To assist initial descent and a free return in case of an accidental awakening, the networks ran looped repeats of Bonanza throughout the Winter. Residents with Random Waking Syndrome kept a TV switched on at the foot of their bed, sound turned down low, the picture dimmed.
‘It’s only dull by endless repetition,’ Logan had explained earlier, while we discussed strategies to ease anomalous wakers back to sleep, ‘and the close familiarity of the characters and situations make for an often transcendental drifting of the mind.’
No one quite knew why Bonanza had become the TV series of choice for the Winter, but the more it was watched, the more suited to easement it became. If the machinations of the Cartwright family didn’t work, you could always watch reruns of Crossroads or resort to the default entry-level route to welcome catatonia: Ulysses , Moby Dick or War and Peace.
I halted the Sno-Trac outside the Beryl Cook Dormitorium, the largest of twenty-seven Kipshops [21] Flopshop, Kipshop, Sleepshack, Slumberhouse – all slang for the venerable Dormitoria.
on the seafront at Penarth. I made sure the compressed air tank was in the green so I could effect a restart, then stopped the engine and climbed out of the rear door. The recent fall of snow had partially melted in the morning sun then refrozen, and the ground felt like Rice Krispies beneath our boots.

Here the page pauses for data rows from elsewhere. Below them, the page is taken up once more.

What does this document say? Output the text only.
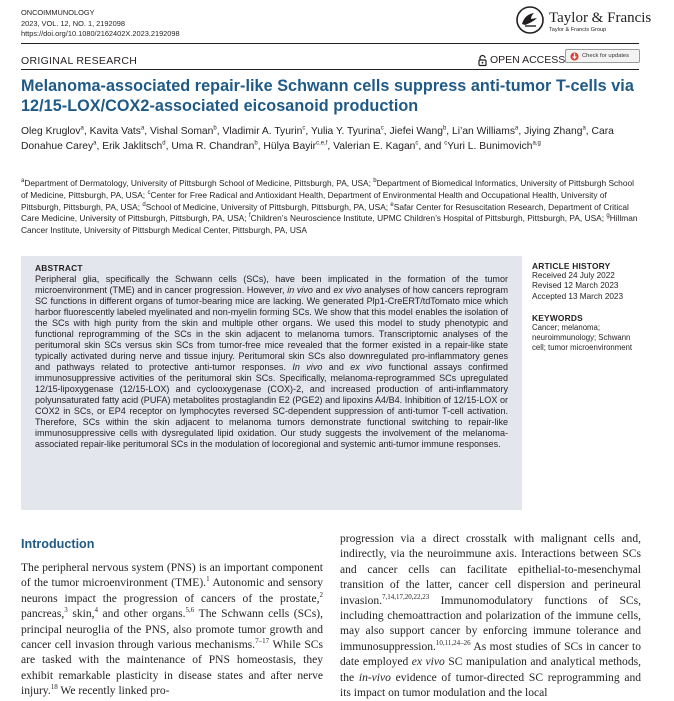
ONCOIMMUNOLOGY
2023, VOL. 12, NO. 1, 2192098
https://doi.org/10.1080/2162402X.2023.2192098
Taylor & Francis
Taylor & Francis Group
ORIGINAL RESEARCH	OPEN ACCESS	Check for updates
Melanoma-associated repair-like Schwann cells suppress anti-tumor T-cells via 12/15-LOX/COX2-associated eicosanoid production
Oleg Kruglov$^a$, Kavita Vats$^a$, Vishal Soman$^b$, Vladimir A. Tyurin$^c$, Yulia Y. Tyurina$^c$, Jiefei Wang$^b$, Li’an Williams$^a$, Jiying Zhang$^a$, Cara Donahue Carey$^a$, Erik Jaklitsch$^d$, Uma R. Chandran$^b$, Hülya Bayir$^{c,e,f}$, Valerian E. Kagan$^c$, and $^c$Yuri L. Bunimovich$^{a,g}$
$^a$Department of Dermatology, University of Pittsburgh School of Medicine, Pittsburgh, PA, USA; $^b$Department of Biomedical Informatics, University of Pittsburgh School of Medicine, Pittsburgh, PA, USA; $^c$Center for Free Radical and Antioxidant Health, Department of Environmental Health and Occupational Health, University of Pittsburgh, Pittsburgh, PA, USA; $^d$School of Medicine, University of Pittsburgh, Pittsburgh, PA, USA; $^e$Safar Center for Resuscitation Research, Department of Critical Care Medicine, University of Pittsburgh, Pittsburgh, PA, USA; $^f$Children’s Neuroscience Institute, UPMC Children’s Hospital of Pittsburgh, Pittsburgh, PA, USA; $^g$Hillman Cancer Institute, University of Pittsburgh Medical Center, Pittsburgh, PA, USA
ABSTRACT
Peripheral glia, specifically the Schwann cells (SCs), have been implicated in the formation of the tumor microenvironment (TME) and in cancer progression. However, in vivo and ex vivo analyses of how cancers reprogram SC functions in different organs of tumor-bearing mice are lacking. We generated Plp1-CreERT/tdTomato mice which harbor fluorescently labeled myelinated and non-myelin forming SCs. We show that this model enables the isolation of the SCs with high purity from the skin and multiple other organs. We used this model to study phenotypic and functional reprogramming of the SCs in the skin adjacent to melanoma tumors. Transcriptomic analyses of the peritumoral skin SCs versus skin SCs from tumor-free mice revealed that the former existed in a repair-like state typically activated during nerve and tissue injury. Peritumoral skin SCs also downregulated pro-inflammatory genes and pathways related to protective anti-tumor responses. In vivo and ex vivo functional assays confirmed immunosuppressive activities of the peritumoral skin SCs. Specifically, melanoma-reprogrammed SCs upregulated 12/15-lipoxygenase (12/15-LOX) and cyclooxygenase (COX)-2, and increased production of anti-inflammatory polyunsaturated fatty acid (PUFA) metabolites prostaglandin E2 (PGE2) and lipoxins A4/B4. Inhibition of 12/15-LOX or COX2 in SCs, or EP4 receptor on lymphocytes reversed SC-dependent suppression of anti-tumor T-cell activation. Therefore, SCs within the skin adjacent to melanoma tumors demonstrate functional switching to repair-like immunosuppressive cells with dysregulated lipid oxidation. Our study suggests the involvement of the melanoma-associated repair-like peritumoral SCs in the modulation of locoregional and systemic anti-tumor immune responses.
ARTICLE HISTORY
Received 24 July 2022
Revised 12 March 2023
Accepted 13 March 2023
KEYWORDS
Cancer; melanoma; neuroimmunology; Schwann cell; tumor microenvironment
Introduction
The peripheral nervous system (PNS) is an important component of the tumor microenvironment (TME).$^1$ Autonomic and sensory neurons impact the progression of cancers of the prostate,$^2$ pancreas,$^3$ skin,$^4$ and other organs.$^{5,6}$ The Schwann cells (SCs), principal neuroglia of the PNS, also promote tumor growth and cancer cell invasion through various mechanisms.$^{7-17}$ While SCs are tasked with the maintenance of PNS homeostasis, they exhibit remarkable plasticity in disease states and after nerve injury.$^{18}$ We recently linked pro-
progression via a direct crosstalk with malignant cells and, indirectly, via the neuroimmune axis. Interactions between SCs and cancer cells can facilitate epithelial-to-mesenchymal transition of the latter, cancer cell dispersion and perineural invasion.$^{7,14,17,20,22,23}$ Immunomodulatory functions of SCs, including chemoattraction and polarization of the immune cells, may also support cancer by enforcing immune tolerance and immunosuppression.$^{10,11,24-26}$ As most studies of SCs in cancer to date employed ex vivo SC manipulation and analytical methods, the in-vivo evidence of tumor-directed SC reprogramming and its impact on tumor modulation and the local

‘We’ve got the control rods fully in and the core temperature is still wavering on the red,’ said the porter in an oddly enthusiastic way, as though a reactor fire would be a welcome diversion from the Winter boredom. He beckoned us in to the small control room just behind the reception and we all stared at the core temperature dial, which was indeed wavering on the danger level.